Vice President Kamala Harris promised to push ahead with the Biden administration’s voting rights agenda despite recent setbacks during her remarks in Selma, Ala. on Sunday commemorating the 57th anniversary of “Bloody Sunday.”
“In a moment of great uncertainty, those marchers pressed forward and they crossed,” Harris said on Sunday of the civil rights activists who in 1965 crossed Edmund Pettus Bridge in Selma and were beaten and tear gassed.
“We must do the same. We must lock our arms and march forward,” she added. “We will not let setbacks stop us.”
Harris said that honoring the legacy of those who marched would require a push for “Congress to pass federal voting rights legislation” and “to lift up state legislatures that have passed pro-voter laws and that we keep fighting to prevent the passage of the anti-voter laws.”
“It demands we keep going to court to defend this sacred freedom, and it demands we register voters, volunteer as election workers and yes, of course, drive souls to the polls,” the vice president added.
Harris, who is the first African American, Indian American and female vice president, linked arms with fellow marchers and led a large crowd across the historic bridge.

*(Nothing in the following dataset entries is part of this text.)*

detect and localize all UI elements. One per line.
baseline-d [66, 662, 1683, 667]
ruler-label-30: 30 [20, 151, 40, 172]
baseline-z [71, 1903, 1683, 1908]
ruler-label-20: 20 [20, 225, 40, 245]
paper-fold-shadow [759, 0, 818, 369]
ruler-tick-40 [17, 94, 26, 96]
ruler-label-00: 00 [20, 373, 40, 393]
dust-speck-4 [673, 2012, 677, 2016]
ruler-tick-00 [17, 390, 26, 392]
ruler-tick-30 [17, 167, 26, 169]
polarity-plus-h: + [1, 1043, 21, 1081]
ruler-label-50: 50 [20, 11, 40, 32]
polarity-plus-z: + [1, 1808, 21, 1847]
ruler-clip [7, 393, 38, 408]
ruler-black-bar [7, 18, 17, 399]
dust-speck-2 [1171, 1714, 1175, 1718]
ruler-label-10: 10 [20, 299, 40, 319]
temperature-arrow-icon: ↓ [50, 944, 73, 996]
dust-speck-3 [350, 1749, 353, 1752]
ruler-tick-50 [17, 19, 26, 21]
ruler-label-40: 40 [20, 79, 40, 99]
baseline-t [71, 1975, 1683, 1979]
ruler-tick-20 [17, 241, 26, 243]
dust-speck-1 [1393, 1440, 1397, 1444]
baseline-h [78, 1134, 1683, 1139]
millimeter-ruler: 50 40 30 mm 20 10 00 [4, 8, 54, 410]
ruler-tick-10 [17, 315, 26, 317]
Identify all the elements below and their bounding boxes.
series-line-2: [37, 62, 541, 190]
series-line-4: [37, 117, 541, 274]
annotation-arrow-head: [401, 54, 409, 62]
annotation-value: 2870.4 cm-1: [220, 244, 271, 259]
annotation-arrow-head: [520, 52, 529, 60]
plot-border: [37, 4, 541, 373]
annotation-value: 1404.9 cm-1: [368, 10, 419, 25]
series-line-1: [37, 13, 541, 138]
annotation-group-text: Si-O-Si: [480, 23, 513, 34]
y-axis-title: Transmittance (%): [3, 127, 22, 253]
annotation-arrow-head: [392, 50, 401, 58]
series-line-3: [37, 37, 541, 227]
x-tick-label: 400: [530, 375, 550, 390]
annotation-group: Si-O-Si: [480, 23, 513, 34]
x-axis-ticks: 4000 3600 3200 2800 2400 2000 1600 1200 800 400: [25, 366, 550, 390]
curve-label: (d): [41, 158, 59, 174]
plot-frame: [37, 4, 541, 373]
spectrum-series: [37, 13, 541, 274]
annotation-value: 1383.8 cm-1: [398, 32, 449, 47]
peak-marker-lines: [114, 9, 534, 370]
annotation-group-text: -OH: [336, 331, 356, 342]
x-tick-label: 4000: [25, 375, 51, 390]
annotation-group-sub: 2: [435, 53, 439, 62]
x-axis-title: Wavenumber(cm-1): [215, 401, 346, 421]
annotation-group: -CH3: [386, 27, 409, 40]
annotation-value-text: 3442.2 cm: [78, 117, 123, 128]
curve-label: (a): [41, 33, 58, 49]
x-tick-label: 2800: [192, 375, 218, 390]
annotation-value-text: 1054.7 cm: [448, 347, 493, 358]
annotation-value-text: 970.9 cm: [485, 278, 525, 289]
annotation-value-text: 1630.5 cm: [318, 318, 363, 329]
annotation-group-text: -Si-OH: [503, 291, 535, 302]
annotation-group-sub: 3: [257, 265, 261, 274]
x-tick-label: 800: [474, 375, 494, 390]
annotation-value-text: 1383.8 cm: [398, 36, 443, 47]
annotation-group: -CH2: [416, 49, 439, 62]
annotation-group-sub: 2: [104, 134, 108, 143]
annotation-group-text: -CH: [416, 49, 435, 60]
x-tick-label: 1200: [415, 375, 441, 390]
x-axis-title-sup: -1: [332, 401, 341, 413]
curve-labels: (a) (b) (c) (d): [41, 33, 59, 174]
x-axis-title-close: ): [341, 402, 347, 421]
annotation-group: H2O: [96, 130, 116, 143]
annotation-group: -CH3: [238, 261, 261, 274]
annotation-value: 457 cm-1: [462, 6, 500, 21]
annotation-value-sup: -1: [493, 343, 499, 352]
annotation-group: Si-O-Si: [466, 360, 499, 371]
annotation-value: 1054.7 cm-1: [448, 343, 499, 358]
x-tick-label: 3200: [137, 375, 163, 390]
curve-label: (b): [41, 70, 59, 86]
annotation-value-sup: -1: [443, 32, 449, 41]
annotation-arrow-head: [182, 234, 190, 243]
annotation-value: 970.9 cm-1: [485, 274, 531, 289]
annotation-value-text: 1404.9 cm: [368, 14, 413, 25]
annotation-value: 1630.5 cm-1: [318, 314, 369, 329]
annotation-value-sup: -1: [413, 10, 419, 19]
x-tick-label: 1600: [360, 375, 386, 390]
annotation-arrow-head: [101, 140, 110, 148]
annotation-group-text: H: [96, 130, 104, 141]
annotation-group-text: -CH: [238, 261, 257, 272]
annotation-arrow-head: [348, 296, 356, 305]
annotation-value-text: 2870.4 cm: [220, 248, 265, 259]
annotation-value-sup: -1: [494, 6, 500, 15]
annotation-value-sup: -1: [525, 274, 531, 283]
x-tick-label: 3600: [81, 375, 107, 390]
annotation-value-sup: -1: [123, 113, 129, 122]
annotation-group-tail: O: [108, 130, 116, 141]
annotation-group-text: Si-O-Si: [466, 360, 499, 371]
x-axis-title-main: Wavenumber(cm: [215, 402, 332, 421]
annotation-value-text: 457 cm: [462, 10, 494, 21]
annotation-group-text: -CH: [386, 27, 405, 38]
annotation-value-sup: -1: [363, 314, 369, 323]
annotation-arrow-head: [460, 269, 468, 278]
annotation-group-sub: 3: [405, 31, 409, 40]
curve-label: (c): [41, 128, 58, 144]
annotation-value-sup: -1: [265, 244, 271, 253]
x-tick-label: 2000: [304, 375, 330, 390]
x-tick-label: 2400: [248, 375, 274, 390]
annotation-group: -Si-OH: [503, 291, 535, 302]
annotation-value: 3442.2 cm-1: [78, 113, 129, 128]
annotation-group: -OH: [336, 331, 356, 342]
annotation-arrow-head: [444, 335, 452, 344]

Harris was joined by Secretary of Housing and Urban Development Marcia Fudge, Secretary of Transportation Pete Buttigieg, Secretary of Education Miguel Cardona and others on the same bridge where marchers including the late Rep. John Lewis were met with violence.
On Tuesday during his first State of the Union address, Biden spoke of voting rights and called upon Congress to pass the John Lewis Voting Rights Advancement Act and the Freedom to Vote Act, both of which have faced Republican opposition in the Senate, which requires 60 votes.
Democrats were also unable to unify their 50 senators around removing the Senate filibuster to allow them to move forward alone on voting rights legislation, with Sens. Joe Manchin (D-W.Va.) and Kyrsten Sinema (D-Ariz.) voting down the reform proposal.
Last year on “Bloody Sunday,” Biden signed an executive order directing federal agencies to strengthen voting rights and reduce barriers to the ballot box for minority groups.
Since then, Harris has made voting rights a critical part of her agenda as Republican strongholds have enacted laws that critics say disenfranchise certain people, especially communities of color.
“President Biden and I are working with this cause every day,” she said Sunday. “We have put the full power of the executive branch behind our shared effort, and if we all continue to work together, to march together, to fight together, we will secure freedom to vote.”